Ben and Jackie are two of my favorite marketers. They’ve built a business around advocating referrals to generate new business by pleasing your customers to a point where they become “evangelists.” People who will shout your company’s name from the rooftops and do your most important marketing for you.

Today, Seth posted about “Faith, hope and love: the three marketing levers.” Here’s what he says about love:

And love? Love gets you to support a candidate even when he screws up or changes his mind on a position or disagrees with you on another one. Love incites you to protest when they change the formula for Coke, or to cry out in delight when you see someone at the market wearing a Google t-shirt.

The customer evangelists and the “lovers” are on fire with passion for your brand! In the spirit of the Giants winning the Super Bowl, here’s another analogy I’ve been thinking about lately that defines your ideal customer: the sports fan.

Die-hard fans…

 

  • Berate their competition.
  • Buy and proudly wear their team’s logo.
  • Forgive their team’s flaws.
  • Look ahead (or behind) to a better day.

Their burning loyalty often comes from pretty personal experiences. To give you an example, these are my teams and why I’m a fan:

 

  • College Football: Penn State (PA raised baby!)
  • Pro Football: Baltimore Ravens (Born in Baltimore)
  • Major League Baseball: Baltimore Orioles (Ditto)
  • Pro Basketball: Philadelphia 76ers (Closest NBA team to home)
  • College Basketball: UCLA (Mom was born in LA)
  • European Soccer: Real Madrid (I lived in Spain for a year)

If you’ll notice, I’m not a fan of the team with the prettiest logo or the best record. God forbid I be called a bandwagoner!

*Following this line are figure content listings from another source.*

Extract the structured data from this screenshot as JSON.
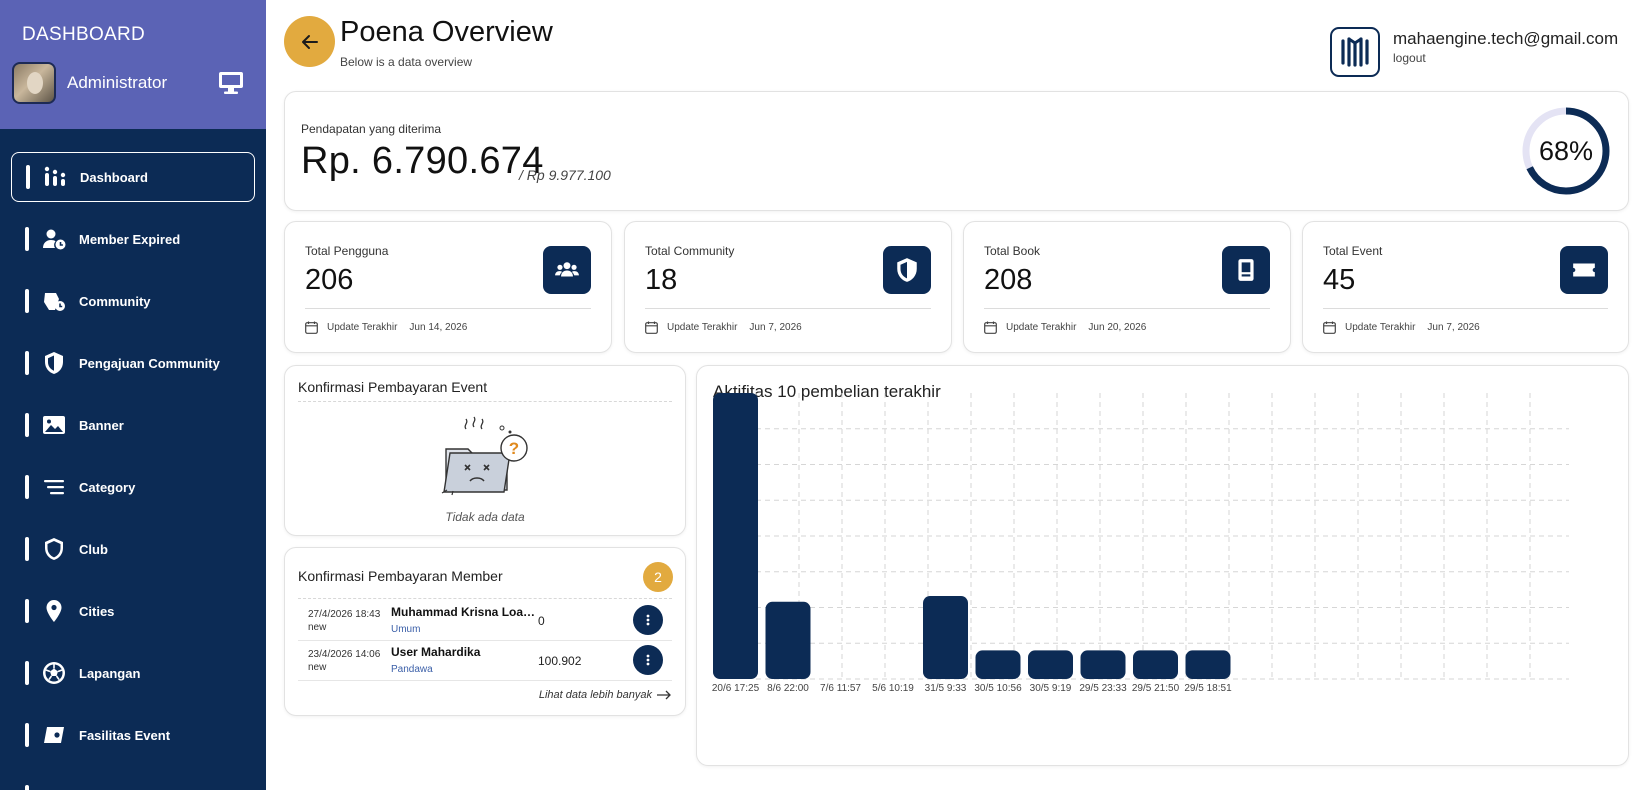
{
  "sidebar": {
    "brand": "DASHBOARD",
    "user_name": "Administrator",
    "items": [
      {
        "label": "Dashboard",
        "icon": "chart-bars-icon",
        "active": true
      },
      {
        "label": "Member Expired",
        "icon": "user-clock-icon"
      },
      {
        "label": "Community",
        "icon": "community-icon"
      },
      {
        "label": "Pengajuan Community",
        "icon": "shield-check-icon"
      },
      {
        "label": "Banner",
        "icon": "image-icon"
      },
      {
        "label": "Category",
        "icon": "list-icon"
      },
      {
        "label": "Club",
        "icon": "shield-icon"
      },
      {
        "label": "Cities",
        "icon": "map-pin-icon"
      },
      {
        "label": "Lapangan",
        "icon": "soccer-ball-icon"
      },
      {
        "label": "Fasilitas Event",
        "icon": "ticket-icon"
      }
    ]
  },
  "header": {
    "title": "Poena Overview",
    "subtitle": "Below is a data overview",
    "email": "mahaengine.tech@gmail.com",
    "logout": "logout"
  },
  "revenue": {
    "label": "Pendapatan yang diterima",
    "value": "Rp. 6.790.674",
    "target": "/ Rp 9.977.100",
    "percent_text": "68%",
    "percent": 68
  },
  "stats": [
    {
      "label": "Total Pengguna",
      "value": "206",
      "icon": "users-icon",
      "update_label": "Update Terakhir",
      "date": "Jun 14, 2026"
    },
    {
      "label": "Total Community",
      "value": "18",
      "icon": "shield-icon",
      "update_label": "Update Terakhir",
      "date": "Jun 7, 2026"
    },
    {
      "label": "Total Book",
      "value": "208",
      "icon": "book-icon",
      "update_label": "Update Terakhir",
      "date": "Jun 20, 2026"
    },
    {
      "label": "Total Event",
      "value": "45",
      "icon": "ticket-icon",
      "update_label": "Update Terakhir",
      "date": "Jun 7, 2026"
    }
  ],
  "event_confirm": {
    "title": "Konfirmasi Pembayaran Event",
    "empty_text": "Tidak ada data"
  },
  "member_confirm": {
    "title": "Konfirmasi Pembayaran Member",
    "count": "2",
    "rows": [
      {
        "date": "27/4/2026 18:43",
        "status": "new",
        "name": "Muhammad Krisna Loan ...",
        "category": "Umum",
        "amount": "0"
      },
      {
        "date": "23/4/2026 14:06",
        "status": "new",
        "name": "User Mahardika",
        "category": "Pandawa",
        "amount": "100.902"
      }
    ],
    "more_link": "Lihat data lebih banyak"
  },
  "chart_data": {
    "type": "bar",
    "title": "Aktifitas 10 pembelian terakhir",
    "categories": [
      "20/6 17:25",
      "8/6 22:00",
      "7/6 11:57",
      "5/6 10:19",
      "31/5 9:33",
      "30/5 10:56",
      "30/5 9:19",
      "29/5 23:33",
      "29/5 21:50",
      "29/5 18:51"
    ],
    "values": [
      100,
      27,
      0,
      0,
      29,
      10,
      10,
      10,
      10,
      10
    ],
    "ylim": [
      0,
      100
    ],
    "grid": true,
    "bar_color": "#0c2b55"
  },
  "colors": {
    "sidebar": "#0c2b55",
    "sidebar_header": "#5b63b5",
    "accent": "#e2aa3f",
    "primary": "#0c2b55"
  }
}
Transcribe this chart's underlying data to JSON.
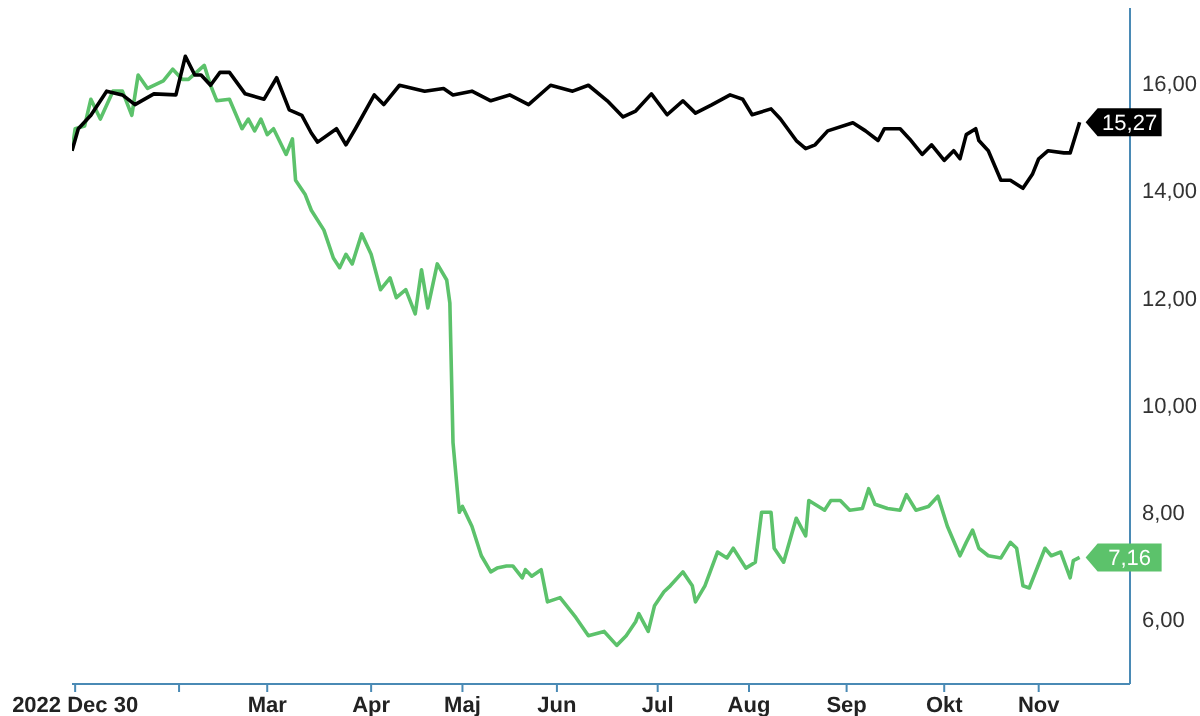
{
  "chart_data": {
    "type": "line",
    "xlim": [
      "2022-12-29",
      "2023-11-30"
    ],
    "ylim": [
      4.8,
      17.4
    ],
    "xticks": [
      {
        "value": "2022-12-30",
        "label": "2022 Dec 30"
      },
      {
        "value": "2023-02-01",
        "label": null
      },
      {
        "value": "2023-03-01",
        "label": "Mar"
      },
      {
        "value": "2023-04-03",
        "label": "Apr"
      },
      {
        "value": "2023-05-02",
        "label": "Maj"
      },
      {
        "value": "2023-06-01",
        "label": "Jun"
      },
      {
        "value": "2023-07-03",
        "label": "Jul"
      },
      {
        "value": "2023-08-01",
        "label": "Aug"
      },
      {
        "value": "2023-09-01",
        "label": "Sep"
      },
      {
        "value": "2023-10-02",
        "label": "Okt"
      },
      {
        "value": "2023-11-01",
        "label": "Nov"
      }
    ],
    "yticks": [
      {
        "value": 6,
        "label": "6,00"
      },
      {
        "value": 8,
        "label": "8,00"
      },
      {
        "value": 10,
        "label": "10,00"
      },
      {
        "value": 12,
        "label": "12,00"
      },
      {
        "value": 14,
        "label": "14,00"
      },
      {
        "value": 16,
        "label": "16,00"
      }
    ],
    "grid": false,
    "legend": false,
    "marker": "none",
    "line_style": "solid",
    "series": [
      {
        "color": "#5cc26b",
        "x": [
          "2022-12-29",
          "2022-12-30",
          "2023-01-02",
          "2023-01-04",
          "2023-01-07",
          "2023-01-11",
          "2023-01-14",
          "2023-01-17",
          "2023-01-19",
          "2023-01-22",
          "2023-01-27",
          "2023-01-30",
          "2023-02-02",
          "2023-02-04",
          "2023-02-09",
          "2023-02-11",
          "2023-02-13",
          "2023-02-17",
          "2023-02-21",
          "2023-02-23",
          "2023-02-25",
          "2023-02-27",
          "2023-03-01",
          "2023-03-03",
          "2023-03-07",
          "2023-03-09",
          "2023-03-10",
          "2023-03-13",
          "2023-03-15",
          "2023-03-19",
          "2023-03-22",
          "2023-03-24",
          "2023-03-26",
          "2023-03-28",
          "2023-03-31",
          "2023-04-03",
          "2023-04-06",
          "2023-04-09",
          "2023-04-11",
          "2023-04-14",
          "2023-04-17",
          "2023-04-19",
          "2023-04-21",
          "2023-04-24",
          "2023-04-27",
          "2023-04-28",
          "2023-04-29",
          "2023-05-01",
          "2023-05-02",
          "2023-05-05",
          "2023-05-08",
          "2023-05-11",
          "2023-05-13",
          "2023-05-16",
          "2023-05-18",
          "2023-05-21",
          "2023-05-22",
          "2023-05-24",
          "2023-05-27",
          "2023-05-29",
          "2023-06-02",
          "2023-06-07",
          "2023-06-11",
          "2023-06-16",
          "2023-06-20",
          "2023-06-23",
          "2023-06-26",
          "2023-06-27",
          "2023-06-30",
          "2023-07-02",
          "2023-07-05",
          "2023-07-07",
          "2023-07-11",
          "2023-07-14",
          "2023-07-15",
          "2023-07-18",
          "2023-07-22",
          "2023-07-25",
          "2023-07-27",
          "2023-07-31",
          "2023-08-03",
          "2023-08-05",
          "2023-08-08",
          "2023-08-09",
          "2023-08-12",
          "2023-08-16",
          "2023-08-19",
          "2023-08-20",
          "2023-08-25",
          "2023-08-27",
          "2023-08-30",
          "2023-09-02",
          "2023-09-06",
          "2023-09-08",
          "2023-09-10",
          "2023-09-14",
          "2023-09-18",
          "2023-09-20",
          "2023-09-23",
          "2023-09-27",
          "2023-09-30",
          "2023-10-03",
          "2023-10-07",
          "2023-10-09",
          "2023-10-11",
          "2023-10-13",
          "2023-10-16",
          "2023-10-20",
          "2023-10-23",
          "2023-10-25",
          "2023-10-27",
          "2023-10-29",
          "2023-11-03",
          "2023-11-05",
          "2023-11-08",
          "2023-11-11",
          "2023-11-12",
          "2023-11-14"
        ],
        "values": [
          14.74,
          15.15,
          15.2,
          15.7,
          15.33,
          15.85,
          15.85,
          15.4,
          16.15,
          15.9,
          16.04,
          16.26,
          16.07,
          16.07,
          16.33,
          15.96,
          15.67,
          15.7,
          15.15,
          15.33,
          15.11,
          15.33,
          15.04,
          15.15,
          14.67,
          14.96,
          14.19,
          13.93,
          13.63,
          13.26,
          12.74,
          12.56,
          12.81,
          12.63,
          13.19,
          12.81,
          12.15,
          12.37,
          12.0,
          12.15,
          11.7,
          12.52,
          11.81,
          12.63,
          12.33,
          11.9,
          9.3,
          8.0,
          8.11,
          7.74,
          7.19,
          6.89,
          6.96,
          7.0,
          7.0,
          6.78,
          6.93,
          6.81,
          6.93,
          6.33,
          6.41,
          6.04,
          5.7,
          5.78,
          5.52,
          5.7,
          5.96,
          6.11,
          5.78,
          6.26,
          6.52,
          6.63,
          6.89,
          6.63,
          6.33,
          6.63,
          7.26,
          7.15,
          7.33,
          6.96,
          7.07,
          8.0,
          8.0,
          7.33,
          7.07,
          7.89,
          7.56,
          8.22,
          8.04,
          8.22,
          8.22,
          8.04,
          8.07,
          8.44,
          8.15,
          8.07,
          8.04,
          8.33,
          8.04,
          8.11,
          8.3,
          7.74,
          7.19,
          7.44,
          7.67,
          7.33,
          7.19,
          7.15,
          7.44,
          7.33,
          6.63,
          6.59,
          7.33,
          7.19,
          7.26,
          6.78,
          7.1,
          7.16
        ],
        "value_labels": [
          null,
          null,
          null,
          null,
          null,
          null,
          null,
          null,
          null,
          null,
          null,
          null,
          null,
          null,
          null,
          null,
          null,
          null,
          null,
          null,
          null,
          null,
          null,
          null,
          null,
          null,
          null,
          null,
          null,
          null,
          null,
          null,
          null,
          null,
          null,
          null,
          null,
          null,
          null,
          null,
          null,
          null,
          null,
          null,
          null,
          null,
          null,
          null,
          null,
          null,
          null,
          null,
          null,
          null,
          null,
          null,
          null,
          null,
          null,
          null,
          null,
          null,
          null,
          null,
          null,
          null,
          null,
          null,
          null,
          null,
          null,
          null,
          null,
          null,
          null,
          null,
          null,
          null,
          null,
          null,
          null,
          null,
          null,
          null,
          null,
          null,
          null,
          null,
          null,
          null,
          null,
          null,
          null,
          null,
          null,
          null,
          null,
          null,
          null,
          null,
          null,
          null,
          null,
          null,
          null,
          null,
          null,
          null,
          null,
          null,
          null,
          null,
          null,
          null,
          null,
          null,
          null,
          "7,16"
        ]
      },
      {
        "color": "#000000",
        "x": [
          "2022-12-29",
          "2022-12-31",
          "2023-01-04",
          "2023-01-09",
          "2023-01-14",
          "2023-01-18",
          "2023-01-24",
          "2023-01-31",
          "2023-02-03",
          "2023-02-06",
          "2023-02-08",
          "2023-02-11",
          "2023-02-14",
          "2023-02-17",
          "2023-02-22",
          "2023-02-28",
          "2023-03-04",
          "2023-03-08",
          "2023-03-12",
          "2023-03-15",
          "2023-03-17",
          "2023-03-23",
          "2023-03-26",
          "2023-03-29",
          "2023-04-04",
          "2023-04-07",
          "2023-04-12",
          "2023-04-20",
          "2023-04-26",
          "2023-04-29",
          "2023-05-05",
          "2023-05-11",
          "2023-05-17",
          "2023-05-23",
          "2023-05-30",
          "2023-06-06",
          "2023-06-11",
          "2023-06-17",
          "2023-06-22",
          "2023-06-26",
          "2023-07-01",
          "2023-07-06",
          "2023-07-11",
          "2023-07-15",
          "2023-07-20",
          "2023-07-26",
          "2023-07-30",
          "2023-08-02",
          "2023-08-08",
          "2023-08-11",
          "2023-08-16",
          "2023-08-19",
          "2023-08-22",
          "2023-08-26",
          "2023-09-03",
          "2023-09-07",
          "2023-09-11",
          "2023-09-13",
          "2023-09-18",
          "2023-09-21",
          "2023-09-25",
          "2023-09-28",
          "2023-10-02",
          "2023-10-05",
          "2023-10-07",
          "2023-10-09",
          "2023-10-12",
          "2023-10-13",
          "2023-10-16",
          "2023-10-20",
          "2023-10-23",
          "2023-10-27",
          "2023-10-30",
          "2023-11-01",
          "2023-11-04",
          "2023-11-09",
          "2023-11-11",
          "2023-11-14"
        ],
        "values": [
          14.74,
          15.15,
          15.4,
          15.85,
          15.78,
          15.6,
          15.8,
          15.78,
          16.5,
          16.15,
          16.15,
          15.96,
          16.2,
          16.2,
          15.8,
          15.7,
          16.1,
          15.5,
          15.4,
          15.07,
          14.9,
          15.15,
          14.85,
          15.15,
          15.78,
          15.6,
          15.96,
          15.85,
          15.9,
          15.78,
          15.85,
          15.67,
          15.78,
          15.6,
          15.96,
          15.85,
          15.96,
          15.67,
          15.37,
          15.48,
          15.8,
          15.41,
          15.67,
          15.44,
          15.59,
          15.78,
          15.7,
          15.41,
          15.52,
          15.33,
          14.93,
          14.78,
          14.85,
          15.11,
          15.26,
          15.11,
          14.93,
          15.15,
          15.15,
          14.96,
          14.67,
          14.85,
          14.56,
          14.74,
          14.59,
          15.04,
          15.15,
          14.93,
          14.74,
          14.19,
          14.19,
          14.04,
          14.3,
          14.59,
          14.74,
          14.7,
          14.7,
          15.27
        ],
        "value_labels": [
          null,
          null,
          null,
          null,
          null,
          null,
          null,
          null,
          null,
          null,
          null,
          null,
          null,
          null,
          null,
          null,
          null,
          null,
          null,
          null,
          null,
          null,
          null,
          null,
          null,
          null,
          null,
          null,
          null,
          null,
          null,
          null,
          null,
          null,
          null,
          null,
          null,
          null,
          null,
          null,
          null,
          null,
          null,
          null,
          null,
          null,
          null,
          null,
          null,
          null,
          null,
          null,
          null,
          null,
          null,
          null,
          null,
          null,
          null,
          null,
          null,
          null,
          null,
          null,
          null,
          null,
          null,
          null,
          null,
          null,
          null,
          null,
          null,
          null,
          null,
          null,
          null,
          "15,27"
        ]
      }
    ]
  }
}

I am a fan of the hometown teams, the ones whose baseball cards I had when I was nine, whose games I listened to laying in bed during the summertime. The bond I have with my teams is more than just a passing fancy, it’s really an emotional connection.

And my non-hometown teams are personal too: trusted and knowledgeable family members have “recommended” them to me, because they have had a personal connection with that team. I become a fan because I trust my family members’ judgment.

That personal, emotional connection can turn into something greater though. Fan comes from fanatic, and fanatics are extremely loyal. They personally feel their teams defeats and successes: they’re crushed when their team fails and overjoyed when they succeed.

What more could you ask for in a customer?